Reads like BarryO's writing before it's been edited by Bill Ayers or Jon Favreau.

Amartel said...

"Studies" writers like to torture language and meaning because they hate it so. They're all about feelings and symbols (hence the constant reference to "code" and "dog whistles") as opposed to meaning and language. Also, English is the language of the enemy (white folks, men). So they make up words to express their arcane emo-concepts, the "definitions" of which can go on for paragraphs. The poor reader has to wade around, read and reread sentences, paragraphs, sometimes even whole chapters to get a handle on what's being said. They stole this method from Marx and his disciples who did the same thing first.

Carol_Herman said...

Closed at the word "Feminists."

There are no such beasts!

jeff said...

Eh. I'm going to wait for the movie. Then not go see it.

Renee said...

What does being gay have anying to do with disliking the opposite sex?

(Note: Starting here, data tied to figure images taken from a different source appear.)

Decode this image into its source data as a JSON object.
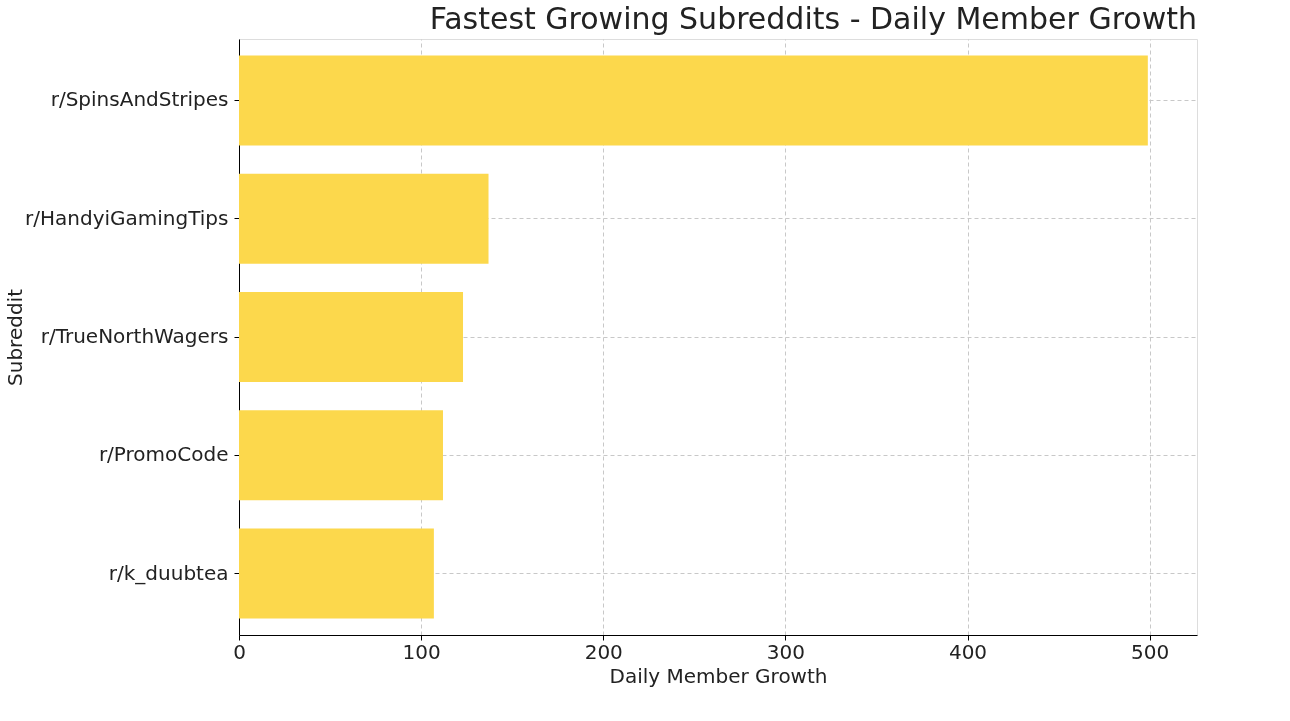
{
  "chart_data": {
    "type": "bar",
    "orientation": "horizontal",
    "title": "Fastest Growing Subreddits - Daily Member Growth",
    "xlabel": "Daily Member Growth",
    "ylabel": "Subreddit",
    "categories": [
      "r/SpinsAndStripes",
      "r/HandyiGamingTips",
      "r/TrueNorthWagers",
      "r/PromoCode",
      "r/k_duubtea"
    ],
    "values": [
      499,
      137,
      123,
      112,
      107
    ],
    "color": "#fcd84c",
    "xlim": [
      0,
      526
    ],
    "xticks": [
      0,
      100,
      200,
      300,
      400,
      500
    ],
    "grid": true
  }
}
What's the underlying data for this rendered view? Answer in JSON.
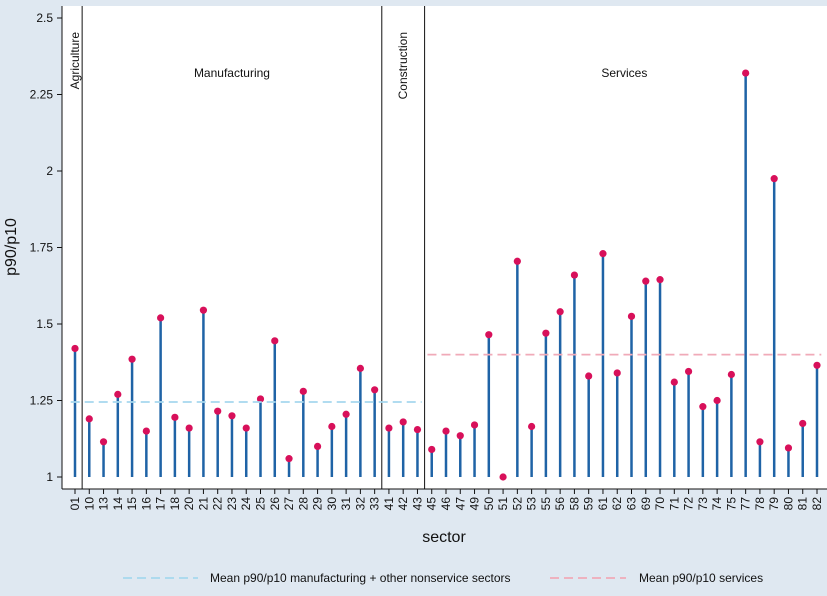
{
  "chart_data": {
    "type": "lollipop",
    "title": "",
    "xlabel": "sector",
    "ylabel": "p90/p10",
    "ylim": [
      1,
      2.5
    ],
    "yticks": [
      1,
      1.25,
      1.5,
      1.75,
      2,
      2.25,
      2.5
    ],
    "yticklabels": [
      "1",
      "1.25",
      "1.5",
      "1.75",
      "2",
      "2.25",
      "2.5"
    ],
    "grid": false,
    "baseline": 1,
    "categories": [
      "01",
      "10",
      "13",
      "14",
      "15",
      "16",
      "17",
      "18",
      "20",
      "21",
      "22",
      "23",
      "24",
      "25",
      "26",
      "27",
      "28",
      "29",
      "30",
      "31",
      "32",
      "33",
      "41",
      "42",
      "43",
      "45",
      "46",
      "47",
      "49",
      "50",
      "51",
      "52",
      "53",
      "55",
      "56",
      "58",
      "59",
      "61",
      "62",
      "63",
      "69",
      "70",
      "71",
      "72",
      "73",
      "74",
      "75",
      "77",
      "78",
      "79",
      "80",
      "81",
      "82"
    ],
    "values": [
      1.42,
      1.19,
      1.115,
      1.27,
      1.385,
      1.15,
      1.52,
      1.195,
      1.16,
      1.545,
      1.215,
      1.2,
      1.16,
      1.255,
      1.445,
      1.06,
      1.28,
      1.1,
      1.165,
      1.205,
      1.355,
      1.285,
      1.16,
      1.18,
      1.155,
      1.09,
      1.15,
      1.135,
      1.17,
      1.465,
      1.0,
      1.705,
      1.165,
      1.47,
      1.54,
      1.66,
      1.33,
      1.73,
      1.34,
      1.525,
      1.64,
      1.645,
      1.31,
      1.345,
      1.23,
      1.25,
      1.335,
      2.32,
      1.115,
      1.975,
      1.095,
      1.175,
      1.365
    ],
    "sector_groups": [
      {
        "label": "Agriculture",
        "start": "01",
        "end": "01",
        "orientation": "vertical"
      },
      {
        "label": "Manufacturing",
        "start": "10",
        "end": "33",
        "orientation": "horizontal"
      },
      {
        "label": "Construction",
        "start": "41",
        "end": "43",
        "orientation": "vertical"
      },
      {
        "label": "Services",
        "start": "45",
        "end": "82",
        "orientation": "horizontal"
      }
    ],
    "reference_lines": [
      {
        "name": "Mean p90/p10 manufacturing + other nonservice sectors",
        "value": 1.245,
        "from": "01",
        "to": "43",
        "color": "#a6d8ee"
      },
      {
        "name": "Mean p90/p10 services",
        "value": 1.4,
        "from": "45",
        "to": "82",
        "color": "#f0aab8"
      }
    ],
    "legend_position": "bottom",
    "colors": {
      "stem": "#1f63a6",
      "marker": "#d8105a",
      "axis": "#111111",
      "divider": "#111111"
    }
  }
}
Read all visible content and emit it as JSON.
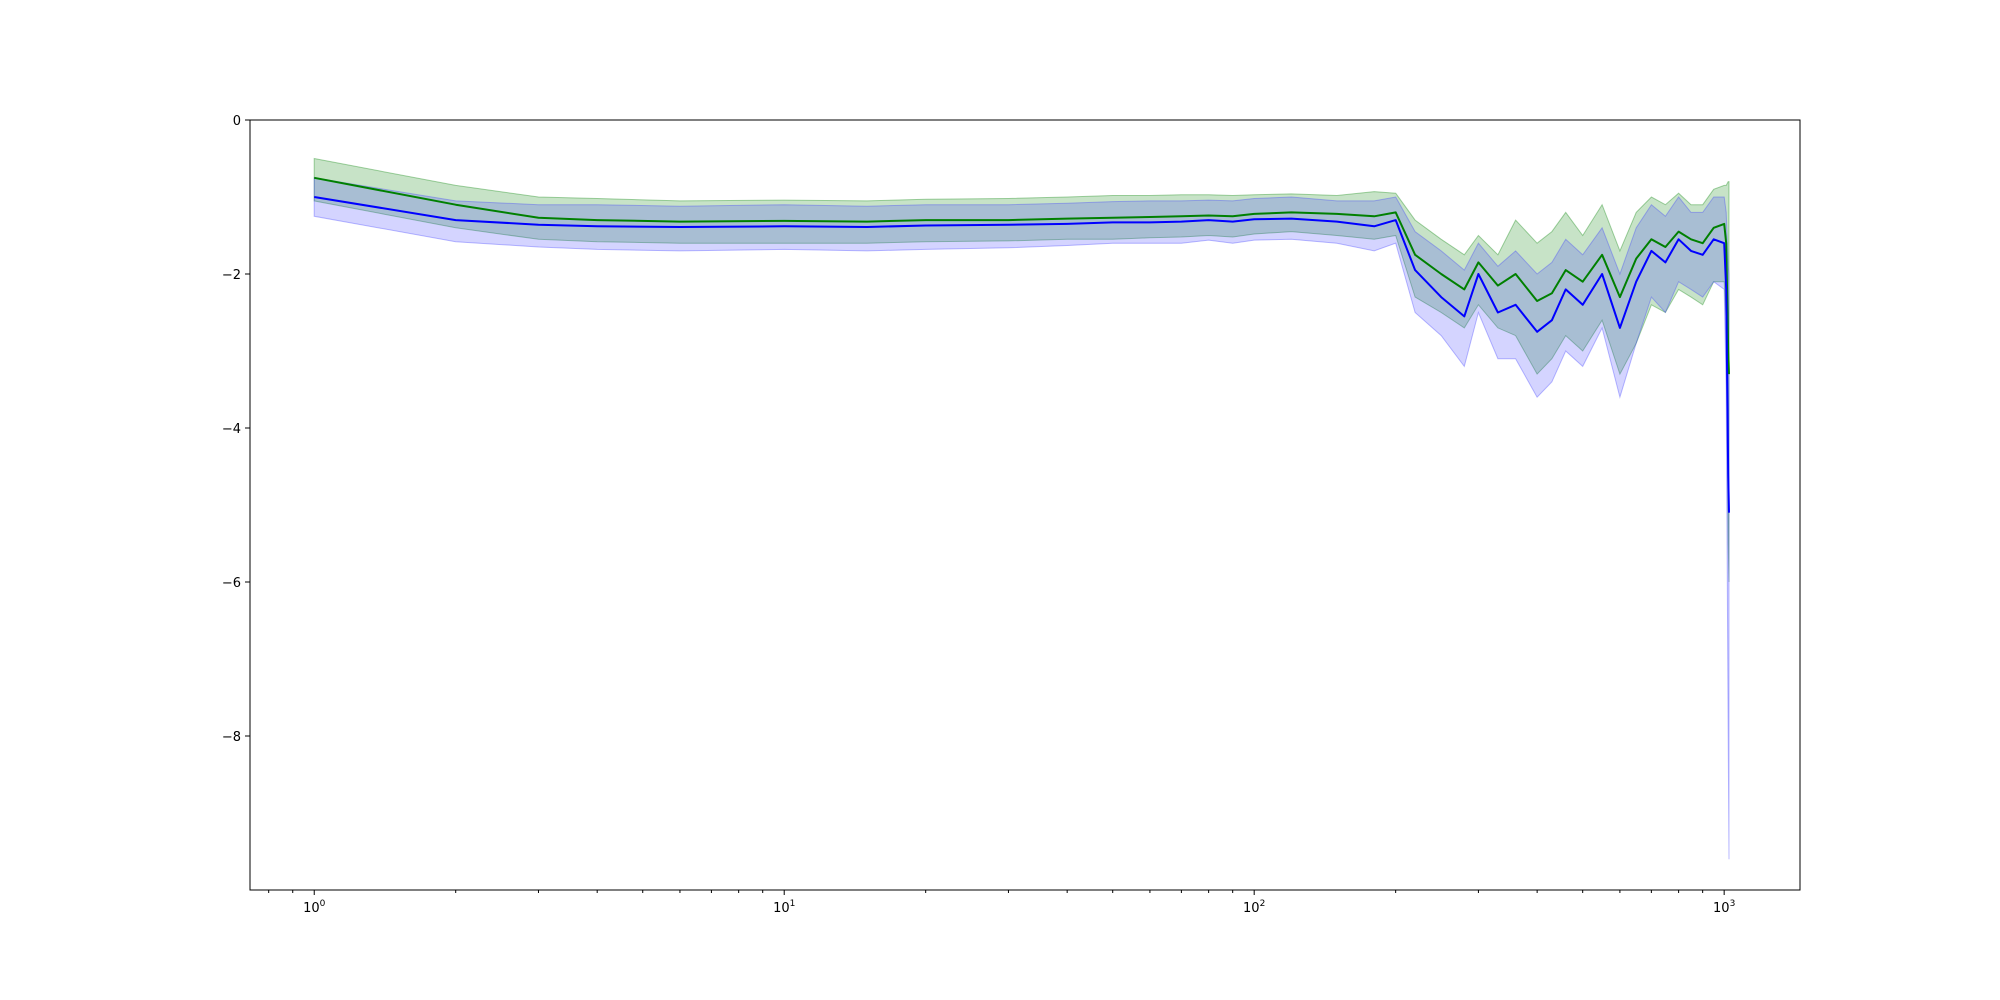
{
  "chart_data": {
    "type": "line",
    "title": "",
    "xlabel": "",
    "ylabel": "",
    "xscale": "log",
    "xlim": [
      0.73,
      1450
    ],
    "ylim": [
      -10,
      0
    ],
    "grid": false,
    "x_ticks": [
      {
        "base": "10",
        "exp": "0"
      },
      {
        "base": "10",
        "exp": "1"
      },
      {
        "base": "10",
        "exp": "2"
      },
      {
        "base": "10",
        "exp": "3"
      }
    ],
    "y_ticks": [
      "0",
      "−2",
      "−4",
      "−6",
      "−8"
    ],
    "series": [
      {
        "color": "#008000",
        "band_color": "#008000",
        "x": [
          1,
          2,
          3,
          4,
          6,
          10,
          15,
          20,
          30,
          40,
          50,
          60,
          70,
          80,
          90,
          100,
          120,
          150,
          180,
          200,
          220,
          250,
          280,
          300,
          330,
          360,
          400,
          430,
          460,
          500,
          550,
          600,
          650,
          700,
          750,
          800,
          850,
          900,
          950,
          1000,
          1010,
          1020,
          1024
        ],
        "mean": [
          -0.75,
          -1.1,
          -1.27,
          -1.3,
          -1.32,
          -1.31,
          -1.32,
          -1.3,
          -1.3,
          -1.28,
          -1.27,
          -1.26,
          -1.25,
          -1.24,
          -1.25,
          -1.22,
          -1.2,
          -1.22,
          -1.25,
          -1.2,
          -1.75,
          -2.0,
          -2.2,
          -1.85,
          -2.15,
          -2.0,
          -2.35,
          -2.25,
          -1.95,
          -2.1,
          -1.75,
          -2.3,
          -1.8,
          -1.55,
          -1.65,
          -1.45,
          -1.55,
          -1.6,
          -1.4,
          -1.35,
          -1.6,
          -3.0,
          -3.3
        ],
        "upper": [
          -0.5,
          -0.85,
          -1.0,
          -1.02,
          -1.05,
          -1.04,
          -1.05,
          -1.03,
          -1.02,
          -1.0,
          -0.98,
          -0.98,
          -0.97,
          -0.97,
          -0.98,
          -0.97,
          -0.96,
          -0.98,
          -0.93,
          -0.95,
          -1.3,
          -1.55,
          -1.75,
          -1.5,
          -1.75,
          -1.3,
          -1.6,
          -1.45,
          -1.2,
          -1.5,
          -1.1,
          -1.7,
          -1.2,
          -1.0,
          -1.1,
          -0.95,
          -1.1,
          -1.1,
          -0.9,
          -0.85,
          -0.85,
          -0.8,
          -0.8
        ],
        "lower": [
          -1.05,
          -1.4,
          -1.55,
          -1.58,
          -1.6,
          -1.6,
          -1.6,
          -1.58,
          -1.57,
          -1.55,
          -1.55,
          -1.53,
          -1.52,
          -1.5,
          -1.52,
          -1.48,
          -1.45,
          -1.5,
          -1.55,
          -1.5,
          -2.3,
          -2.5,
          -2.7,
          -2.4,
          -2.7,
          -2.8,
          -3.3,
          -3.1,
          -2.8,
          -3.0,
          -2.6,
          -3.3,
          -2.9,
          -2.4,
          -2.5,
          -2.2,
          -2.3,
          -2.4,
          -2.1,
          -2.1,
          -2.6,
          -5.5,
          -6.0
        ]
      },
      {
        "color": "#0000ff",
        "band_color": "#3b3bff",
        "x": [
          1,
          2,
          3,
          4,
          6,
          10,
          15,
          20,
          30,
          40,
          50,
          60,
          70,
          80,
          90,
          100,
          120,
          150,
          180,
          200,
          220,
          250,
          280,
          300,
          330,
          360,
          400,
          430,
          460,
          500,
          550,
          600,
          650,
          700,
          750,
          800,
          850,
          900,
          950,
          1000,
          1010,
          1020,
          1024
        ],
        "mean": [
          -1.0,
          -1.3,
          -1.36,
          -1.38,
          -1.39,
          -1.38,
          -1.39,
          -1.37,
          -1.36,
          -1.35,
          -1.33,
          -1.33,
          -1.32,
          -1.3,
          -1.32,
          -1.29,
          -1.28,
          -1.32,
          -1.38,
          -1.3,
          -1.95,
          -2.3,
          -2.55,
          -2.0,
          -2.5,
          -2.4,
          -2.75,
          -2.6,
          -2.2,
          -2.4,
          -2.0,
          -2.7,
          -2.1,
          -1.7,
          -1.85,
          -1.55,
          -1.7,
          -1.75,
          -1.55,
          -1.6,
          -2.2,
          -4.6,
          -5.1
        ],
        "upper": [
          -0.75,
          -1.05,
          -1.1,
          -1.1,
          -1.12,
          -1.1,
          -1.12,
          -1.1,
          -1.1,
          -1.08,
          -1.06,
          -1.05,
          -1.05,
          -1.04,
          -1.05,
          -1.02,
          -1.0,
          -1.05,
          -1.05,
          -1.0,
          -1.45,
          -1.7,
          -1.95,
          -1.6,
          -1.9,
          -1.7,
          -2.0,
          -1.85,
          -1.55,
          -1.75,
          -1.4,
          -2.0,
          -1.4,
          -1.1,
          -1.25,
          -1.0,
          -1.2,
          -1.2,
          -1.0,
          -1.0,
          -1.2,
          -1.9,
          -2.0
        ],
        "lower": [
          -1.25,
          -1.58,
          -1.65,
          -1.68,
          -1.7,
          -1.68,
          -1.7,
          -1.68,
          -1.66,
          -1.63,
          -1.6,
          -1.6,
          -1.6,
          -1.56,
          -1.6,
          -1.56,
          -1.55,
          -1.6,
          -1.7,
          -1.6,
          -2.5,
          -2.8,
          -3.2,
          -2.5,
          -3.1,
          -3.1,
          -3.6,
          -3.4,
          -3.0,
          -3.2,
          -2.7,
          -3.6,
          -2.9,
          -2.3,
          -2.5,
          -2.1,
          -2.2,
          -2.3,
          -2.1,
          -2.2,
          -3.5,
          -8.0,
          -9.6
        ]
      }
    ]
  }
}
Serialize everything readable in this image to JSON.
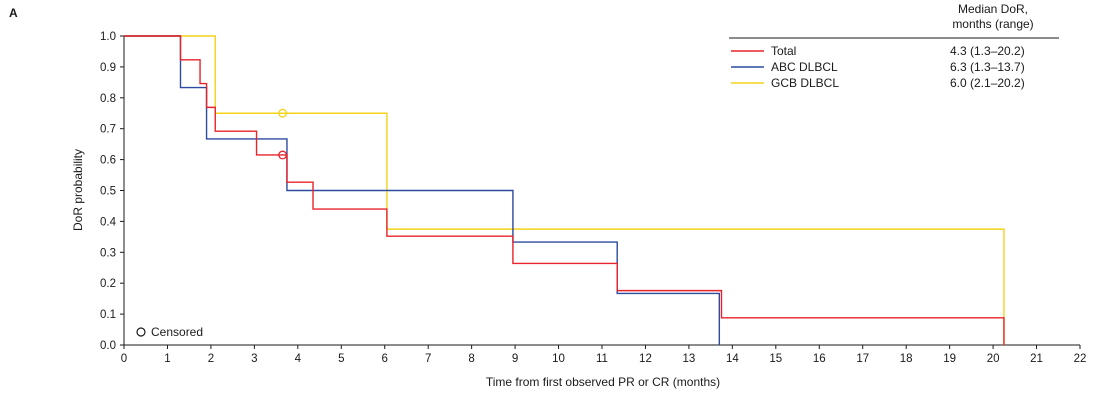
{
  "panel_label": "A",
  "chart_data": {
    "type": "line",
    "step": true,
    "xlabel": "Time from first observed PR or CR (months)",
    "ylabel": "DoR probability",
    "xlim": [
      0,
      22
    ],
    "ylim": [
      0,
      1.0
    ],
    "x_ticks": [
      "0",
      "1",
      "2",
      "3",
      "4",
      "5",
      "6",
      "7",
      "8",
      "9",
      "10",
      "11",
      "12",
      "13",
      "14",
      "15",
      "16",
      "17",
      "18",
      "19",
      "20",
      "21",
      "22"
    ],
    "y_ticks": [
      "0.0",
      "0.1",
      "0.2",
      "0.3",
      "0.4",
      "0.5",
      "0.6",
      "0.7",
      "0.8",
      "0.9",
      "1.0"
    ],
    "grid": false,
    "legend_position": "top-right",
    "legend_header": [
      "Median DoR,",
      "months (range)"
    ],
    "censored_label": "Censored",
    "series": [
      {
        "name": "Total",
        "color": "#e8232a",
        "median_label": "4.3 (1.3–20.2)",
        "x": [
          0,
          1.3,
          1.3,
          1.75,
          1.75,
          1.9,
          1.9,
          2.1,
          2.1,
          3.05,
          3.05,
          3.75,
          3.75,
          4.35,
          4.35,
          6.05,
          6.05,
          8.95,
          8.95,
          11.35,
          11.35,
          13.75,
          13.75,
          20.25,
          20.25
        ],
        "y": [
          1.0,
          1.0,
          0.923,
          0.923,
          0.846,
          0.846,
          0.769,
          0.769,
          0.692,
          0.692,
          0.615,
          0.615,
          0.527,
          0.527,
          0.44,
          0.44,
          0.352,
          0.352,
          0.264,
          0.264,
          0.176,
          0.176,
          0.088,
          0.088,
          0.0
        ],
        "censored": [
          [
            3.65,
            0.615
          ]
        ]
      },
      {
        "name": "ABC DLBCL",
        "color": "#2b4aa0",
        "median_label": "6.3 (1.3–13.7)",
        "x": [
          0,
          1.3,
          1.3,
          1.9,
          1.9,
          3.75,
          3.75,
          8.95,
          8.95,
          11.35,
          11.35,
          13.7,
          13.7
        ],
        "y": [
          1.0,
          1.0,
          0.833,
          0.833,
          0.667,
          0.667,
          0.5,
          0.5,
          0.333,
          0.333,
          0.167,
          0.167,
          0.0
        ],
        "censored": []
      },
      {
        "name": "GCB DLBCL",
        "color": "#f3d21a",
        "median_label": "6.0 (2.1–20.2)",
        "x": [
          0,
          2.1,
          2.1,
          6.05,
          6.05,
          20.25,
          20.25
        ],
        "y": [
          1.0,
          1.0,
          0.75,
          0.75,
          0.375,
          0.375,
          0.0
        ],
        "censored": [
          [
            3.65,
            0.75
          ]
        ]
      }
    ]
  }
}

Gay people have a parent, siblings, grandparents and other extended relatives of the opposite sex.

Almost Ali said...

Mucks?

Contemporary variation on "muggles": i.e., non-magic folk (see; Harry Potter)

Robert Burnham said...

It's not even grammatical. But what do you expect?

But most people don't parse sentences as closely as law professors do, so she'll get a pass from the audience that matters to her.

However this woman's syntax perfectly reflects her sloppy thinking, so there's a big fat clue.